Médio Oriente. Acordo de paz comprometido devido a divulgação de documentos confidenciais

por Inês Moreira Santos - RTP
Amir Cohen - Reuters

O fracasso nas negociações para um acordo de cessar-fogo entre Israel e o Hamas pode dever-se à divulgação e alegada falsificação de documentos oficiais à comunicação social. A informação foi avançada pelo Hareetz depois de um tribunal israelita apontar como suspeito um antigo assessor e porta-voz de Benjamin Netanyahu, entretanto já detido.

O Exército e os serviços de inteligência e informação de Israel, o Shin Bet, abriram uma investigação depois de, em setembro deste ano, o jornal britânico Jewish Chronicle e o alemão Bild terem publicado artigos baseados em documentos militares confidenciais, precisamente numa altura em que decorriam negociações de cessar-fogo e de libertação de reféns.

Os documentos falsificados alegavam que o Hamas pretendia contrabandear reféns israelitas para o Egito, o que punha em risco qualquer acordo de paz. E, segundo a BBC, os documentos foram publicados em jornais europeus, supostamente para contornar as leis de censura militar em Israel.

Um dos artigos detalhava um alegado plano de Yahya Sinwar, o líder político do Hamas, para fugir da Faixa de Gaza com os reféns em direção ao Egito através do "Corredor Filadélfia", uma zona tampão ao longo da fronteira. O outro baseava-se em notas apresentadas como provenientes da liderança do Hamas sobre a estratégia do líder para frustrar as negociações sobre a libertação dos reféns.

De acordo com o tribunal israelita, estas informações eram, em parte, falsas e terão “prejudicado a capacidade dos órgãos de segurança em alcançar o acordo para libertar reféns”.
Quatro pessoas, incluindo membros do aparelho de segurança israelita e Eliezer Feldstein, um antigo colaborador de Benjamin Netanyahu, estão atualmente detidas, fez saber o tribunal de Rishon LeZion (centro).

Mais de uma centena de pessoas, dos 251 reféns feitos pelo Hamas a 7 de outubro de 2023, ainda estão em cativeiro e com paradeiro incerto.

Os opositores de Netanyahu suspeitam que o primeiro-ministro tenha utilizado as fugas de informação para se recusar a abdicar do controlo do corredor entre o Egipto e o sul de Gaza, apesar de a questão ser um grande obstáculo nas negociações de tréguas com o Hamas, que estão paralisadas desde o verão. Os mais críticos também apontam a possibilidade de os documentos terem sido falsificados e divulgados para proteger o primeiro-ministro israelita, que pode vir a ser acusado de supostamente aceitar subornos.

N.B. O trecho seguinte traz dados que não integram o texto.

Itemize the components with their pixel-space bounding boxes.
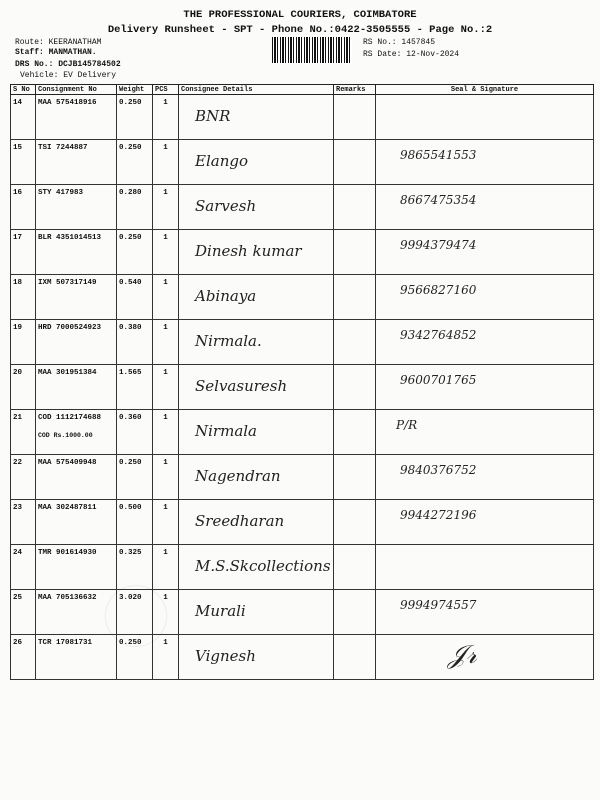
phone-number: 9944272196 [400, 508, 477, 522]
pieces-count: 1 [153, 410, 179, 455]
consignment-number [36, 545, 117, 590]
consignment-number [36, 95, 117, 140]
supervisor-signature: 𝒥𝓇 [448, 640, 477, 670]
table-body [11, 95, 594, 680]
consignment-number [36, 230, 117, 275]
vehicle-label: Vehicle: EV Delivery [20, 71, 117, 80]
consignee-name: Selvasuresh [195, 377, 288, 395]
signature-mark [378, 320, 591, 342]
consignee-cell [179, 410, 334, 455]
consignee-name: Abinaya [195, 287, 257, 305]
weight-value: 0.500 [117, 500, 153, 545]
col-consignment: Consignment No [36, 85, 117, 95]
consignee-name: Sreedharan [195, 512, 285, 530]
signature-mark [378, 95, 591, 117]
consignment-number [36, 320, 117, 365]
table-row [11, 635, 594, 680]
signature-mark [378, 635, 591, 657]
consignment-number [36, 500, 117, 545]
weight-value: 0.540 [117, 275, 153, 320]
pieces-count: 1 [153, 455, 179, 500]
consignee-cell [179, 590, 334, 635]
table-row [11, 185, 594, 230]
consignee-cell [179, 365, 334, 410]
consignee-name: Elango [195, 152, 248, 170]
signature-cell [376, 95, 594, 140]
signature-text: P/R [396, 418, 418, 432]
serial-number: 15 [11, 140, 36, 185]
phone-number: 8667475354 [400, 193, 477, 207]
consignee-cell [179, 320, 334, 365]
table-row [11, 320, 594, 365]
consignment-id: IXM 507317149 [38, 279, 97, 287]
consignee-name: Dinesh kumar [195, 242, 302, 260]
phone-number: 9865541553 [400, 148, 477, 162]
consignee-cell [179, 230, 334, 275]
pieces-count: 1 [153, 185, 179, 230]
weight-value: 0.250 [117, 635, 153, 680]
remarks-cell [334, 410, 376, 455]
consignee-cell [179, 635, 334, 680]
pieces-count: 1 [153, 365, 179, 410]
pieces-count: 1 [153, 230, 179, 275]
stamp-smudge [105, 585, 167, 647]
consignee-name: M.S.Skcollections [195, 557, 331, 575]
consignment-id: MAA 301951384 [38, 369, 97, 377]
consignment-number [36, 140, 117, 185]
consignee-name: Sarvesh [195, 197, 257, 215]
weight-value: 0.380 [117, 320, 153, 365]
signature-mark [378, 185, 591, 207]
pieces-count: 1 [153, 320, 179, 365]
serial-number: 22 [11, 455, 36, 500]
pieces-count: 1 [153, 500, 179, 545]
serial-number: 25 [11, 590, 36, 635]
weight-value: 0.325 [117, 545, 153, 590]
consignment-number [36, 410, 117, 455]
pieces-count: 1 [153, 590, 179, 635]
pieces-count: 1 [153, 545, 179, 590]
serial-number: 26 [11, 635, 36, 680]
table-row [11, 140, 594, 185]
remarks-cell [334, 365, 376, 410]
serial-number: 24 [11, 545, 36, 590]
remarks-cell [334, 455, 376, 500]
signature-cell [376, 140, 594, 185]
weight-value: 3.020 [117, 590, 153, 635]
serial-number: 21 [11, 410, 36, 455]
consignment-id: MAA 705136632 [38, 594, 97, 602]
table-row [11, 95, 594, 140]
col-remarks: Remarks [334, 85, 376, 95]
consignee-cell [179, 455, 334, 500]
serial-number: 20 [11, 365, 36, 410]
remarks-cell [334, 545, 376, 590]
phone-number: 9840376752 [400, 463, 477, 477]
remarks-cell [334, 185, 376, 230]
rs-number: RS No.: 1457845 [363, 38, 436, 47]
consignee-name: Nirmala [195, 422, 257, 440]
signature-cell [376, 455, 594, 500]
consignment-number [36, 185, 117, 230]
consignment-number [36, 275, 117, 320]
consignment-id: TCR 17081731 [38, 639, 93, 647]
company-title: THE PROFESSIONAL COURIERS, COIMBATORE [183, 9, 417, 21]
remarks-cell [334, 230, 376, 275]
consignment-id: BLR 4351014513 [38, 234, 102, 242]
delivery-table [10, 84, 594, 680]
signature-mark [378, 230, 591, 252]
serial-number: 19 [11, 320, 36, 365]
signature-cell [376, 410, 594, 455]
table-header-row [11, 85, 594, 95]
consignment-id: STY 417983 [38, 189, 84, 197]
consignee-cell [179, 500, 334, 545]
consignee-name: Nirmala. [195, 332, 262, 350]
weight-value: 1.565 [117, 365, 153, 410]
staff-label: Staff: MANMATHAN. [15, 48, 97, 57]
weight-value: 0.250 [117, 230, 153, 275]
signature-cell [376, 545, 594, 590]
col-sno: S No [11, 85, 36, 95]
phone-number: 9566827160 [400, 283, 477, 297]
consignment-id: MAA 575409948 [38, 459, 97, 467]
consignment-id: TSI 7244887 [38, 144, 88, 152]
col-signature: Seal & Signature [376, 85, 594, 95]
signature-mark [378, 410, 591, 432]
signature-cell [376, 185, 594, 230]
signature-mark [378, 545, 591, 567]
consignee-name: BNR [195, 107, 231, 125]
runsheet-subtitle: Delivery Runsheet - SPT - Phone No.:0422-3505555 - Page No.:2 [107, 24, 493, 36]
signature-cell [376, 320, 594, 365]
consignee-cell [179, 185, 334, 230]
table-row [11, 275, 594, 320]
phone-number: 9600701765 [400, 373, 477, 387]
phone-number: 9342764852 [400, 328, 477, 342]
serial-number: 14 [11, 95, 36, 140]
table-row [11, 410, 594, 455]
remarks-cell [334, 95, 376, 140]
serial-number: 23 [11, 500, 36, 545]
consignee-name: Vignesh [195, 647, 256, 665]
consignee-cell [179, 545, 334, 590]
drs-label: DRS No.: DCJB145784502 [15, 60, 121, 69]
consignee-name: Nagendran [195, 467, 281, 485]
table-row [11, 365, 594, 410]
weight-value: 0.250 [117, 95, 153, 140]
remarks-cell [334, 590, 376, 635]
consignment-id: MAA 302487811 [38, 504, 97, 512]
remarks-cell [334, 140, 376, 185]
rs-date: RS Date: 12-Nov-2024 [363, 50, 460, 59]
cod-amount: COD Rs.1000.00 [38, 432, 93, 439]
consignment-id: COD 1112174688 [38, 414, 102, 422]
serial-number: 17 [11, 230, 36, 275]
pieces-count: 1 [153, 140, 179, 185]
col-consignee: Consignee Details [179, 85, 334, 95]
consignee-cell [179, 275, 334, 320]
table-row [11, 545, 594, 590]
pieces-count: 1 [153, 635, 179, 680]
signature-mark [378, 500, 591, 522]
phone-number: 9994379474 [400, 238, 477, 252]
consignment-number [36, 635, 117, 680]
consignee-name: Murali [195, 602, 246, 620]
consignment-number [36, 455, 117, 500]
consignee-cell [179, 95, 334, 140]
signature-cell [376, 635, 594, 680]
signature-cell [376, 230, 594, 275]
pieces-count: 1 [153, 95, 179, 140]
col-weight: Weight [117, 85, 153, 95]
signature-mark [378, 365, 591, 387]
remarks-cell [334, 275, 376, 320]
table-row [11, 455, 594, 500]
signature-mark [378, 455, 591, 477]
table-row [11, 500, 594, 545]
serial-number: 16 [11, 185, 36, 230]
signature-mark [378, 140, 591, 162]
route-label: Route: KEERANATHAM [15, 38, 102, 47]
weight-value: 0.250 [117, 455, 153, 500]
consignment-number [36, 365, 117, 410]
consignment-id: HRD 7000524923 [38, 324, 102, 332]
remarks-cell [334, 320, 376, 365]
remarks-cell [334, 500, 376, 545]
serial-number: 18 [11, 275, 36, 320]
barcode [272, 37, 352, 63]
pieces-count: 1 [153, 275, 179, 320]
consignment-id: TMR 901614930 [38, 549, 97, 557]
signature-cell [376, 275, 594, 320]
table-row [11, 590, 594, 635]
col-pcs: PCS [153, 85, 179, 95]
signature-cell [376, 590, 594, 635]
table-row [11, 230, 594, 275]
signature-cell [376, 500, 594, 545]
consignment-id: MAA 575418916 [38, 99, 97, 107]
signature-mark [378, 275, 591, 297]
signature-mark [378, 590, 591, 612]
consignee-cell [179, 140, 334, 185]
weight-value: 0.280 [117, 185, 153, 230]
signature-cell [376, 365, 594, 410]
weight-value: 0.360 [117, 410, 153, 455]
phone-number: 9994974557 [400, 598, 477, 612]
weight-value: 0.250 [117, 140, 153, 185]
remarks-cell [334, 635, 376, 680]
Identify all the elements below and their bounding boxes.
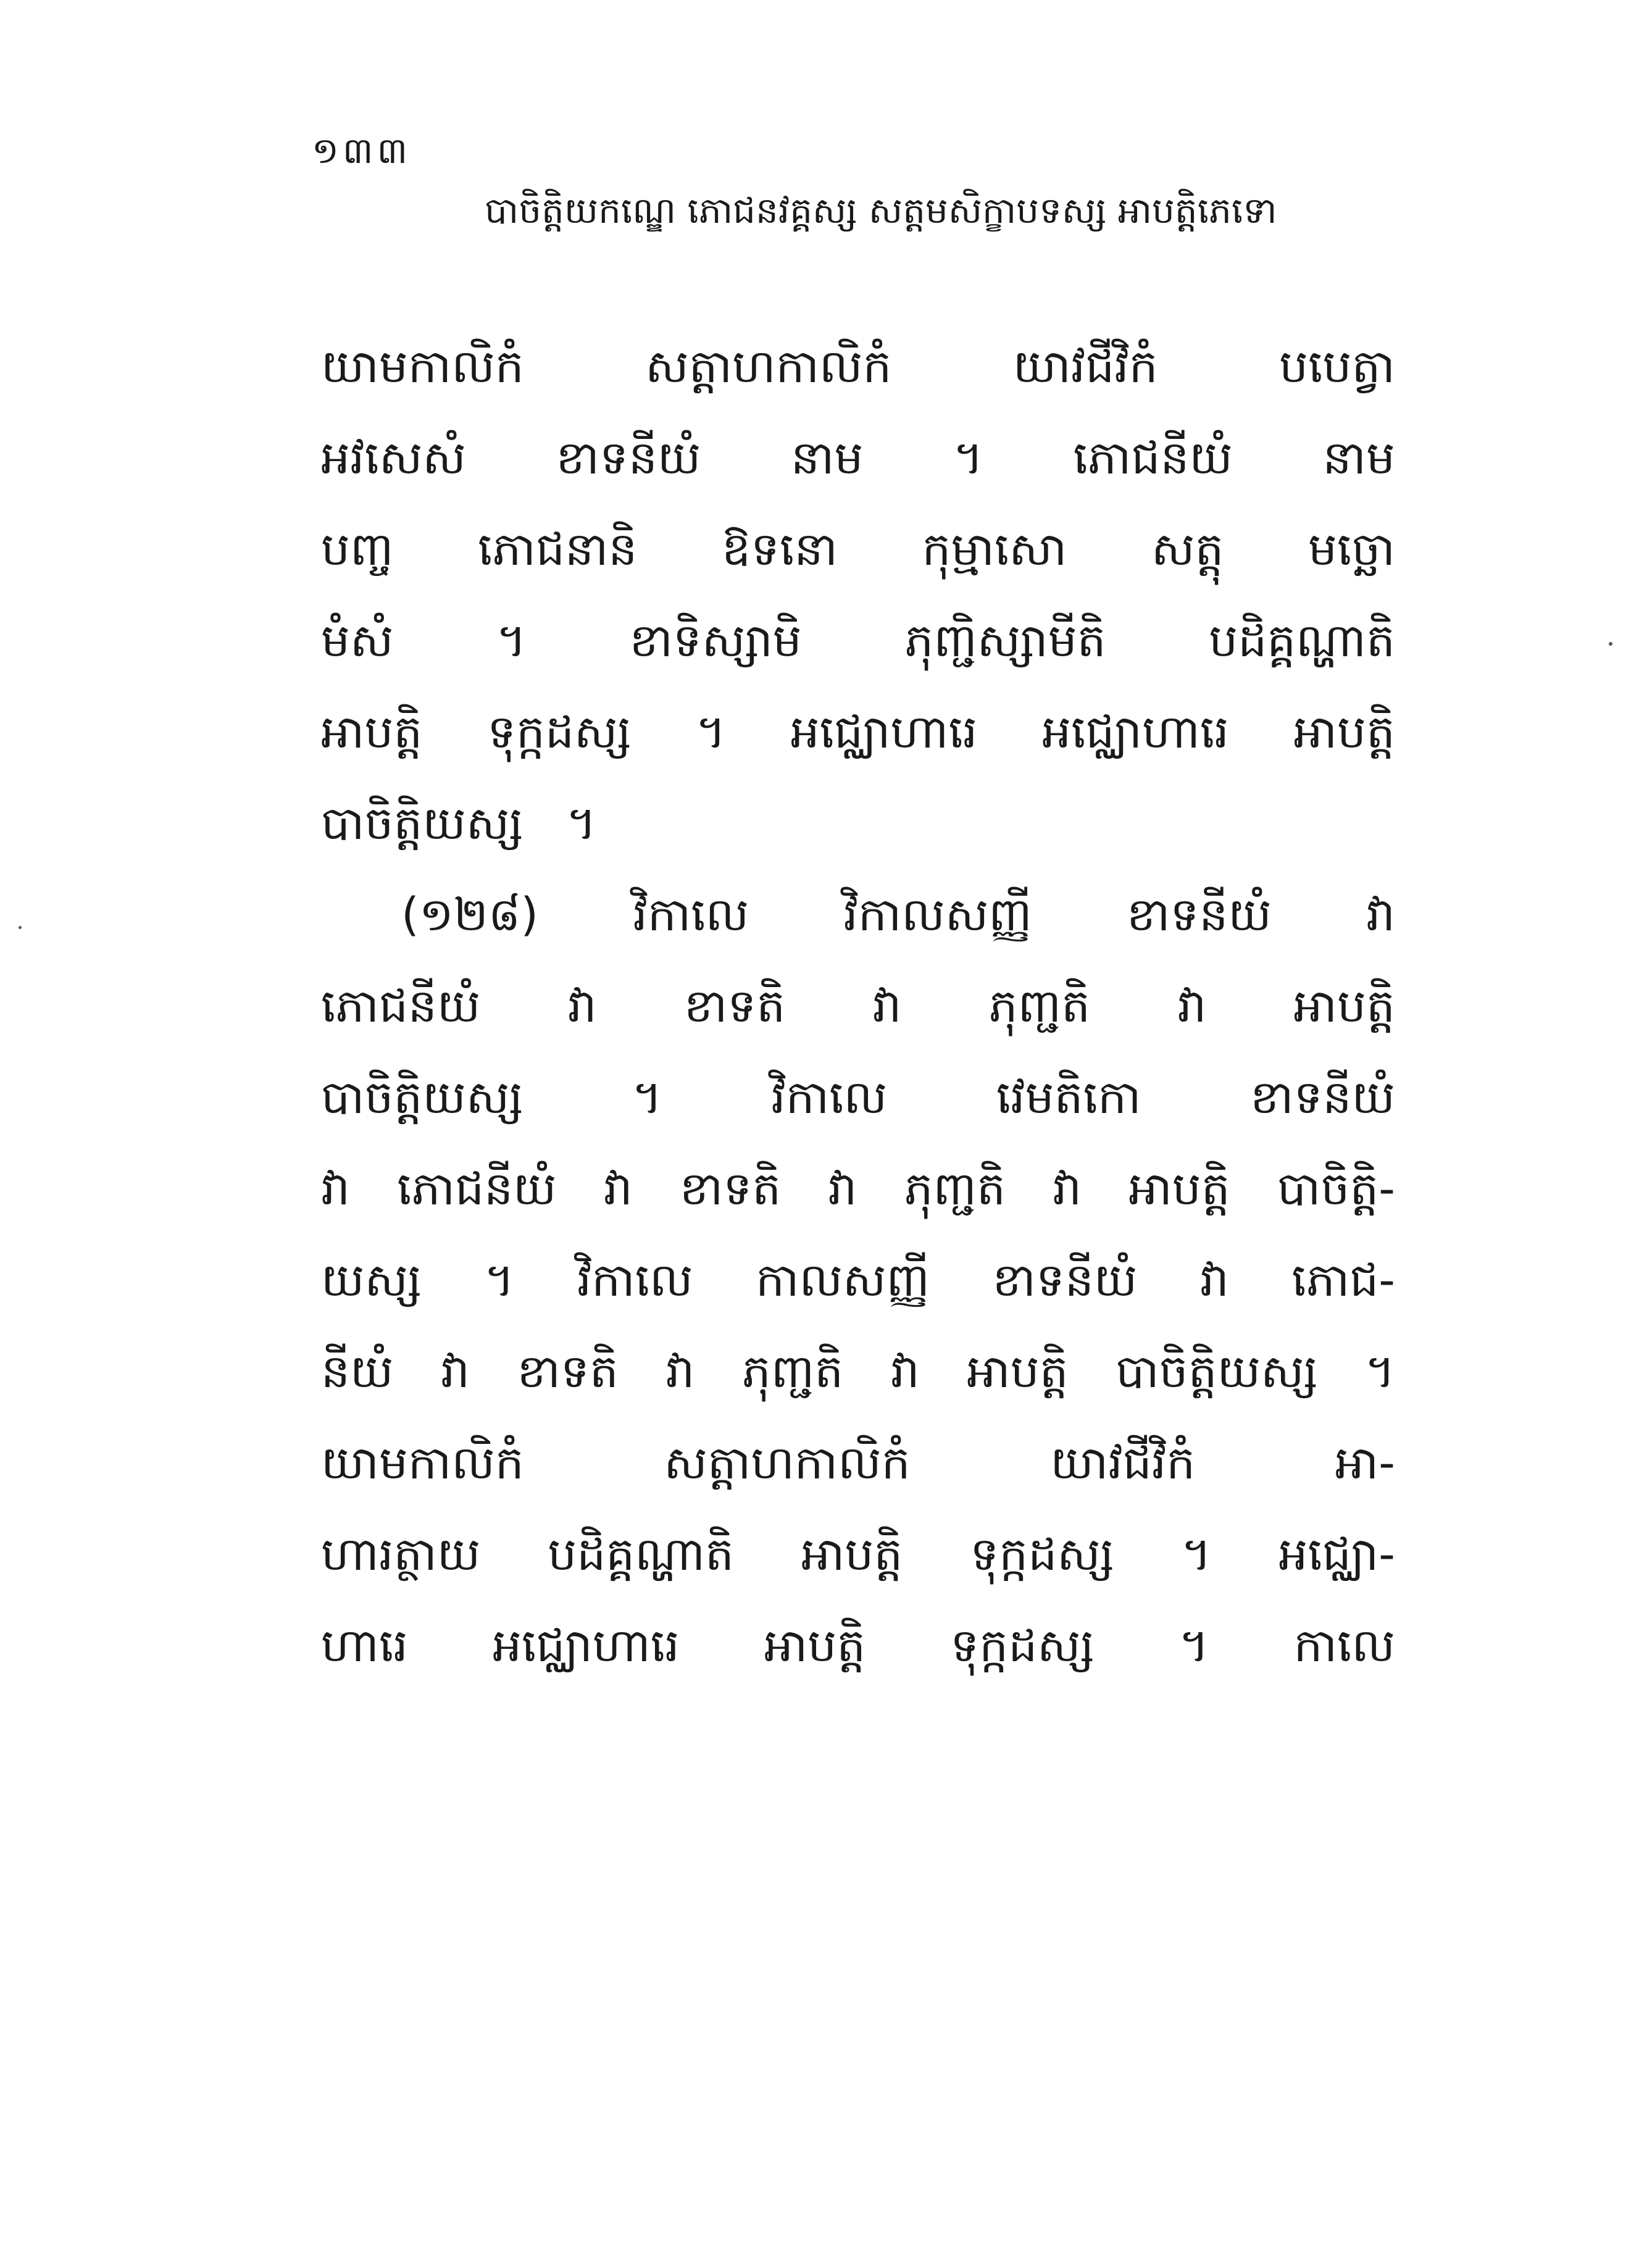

Benny Gantz, que integrou o gabinete de guerra de Netanyahu, considerou que se informações de cariz confidencial tiverem sido usadas para uma “campanha de sobrevivência política”, isso seria não apenas uma infração criminal mas também “um crime contra a nação”.

Já o líder da oposição, Yair Lapid, argumentou que, se o primeiro-ministro estava ciente da divulgação dos documentos, então “é cúmplice de uma das mais graves ofensas à segurança” e que, se não estava a par do sucedido, não deveria estar no cargo.

Benjamin Netanyahu negou, entretanto, qualquer irregularidade cometida pelo Governo, mas as famílias dos reféns acusaram o Executivo de sabotar as negociações.

Um porta-voz de Netanyahu rejeitou também, em resposta à comunicação social, que tenha havido emissão ilegal de documentos do Gabinete do Primeiro-Ministro (PMO, na sigla em inglês) e que a “pessoa em questão nunca participou de discussões relacionadas com a segurança”, referindo-se a Feldstein. A mesma fonte descartou a possibilidade de que a divulgação destas informações tenha afetado as negociações com o Hamas para a libertação de reféns de Gaza, considerando tal alegação “ridícula”.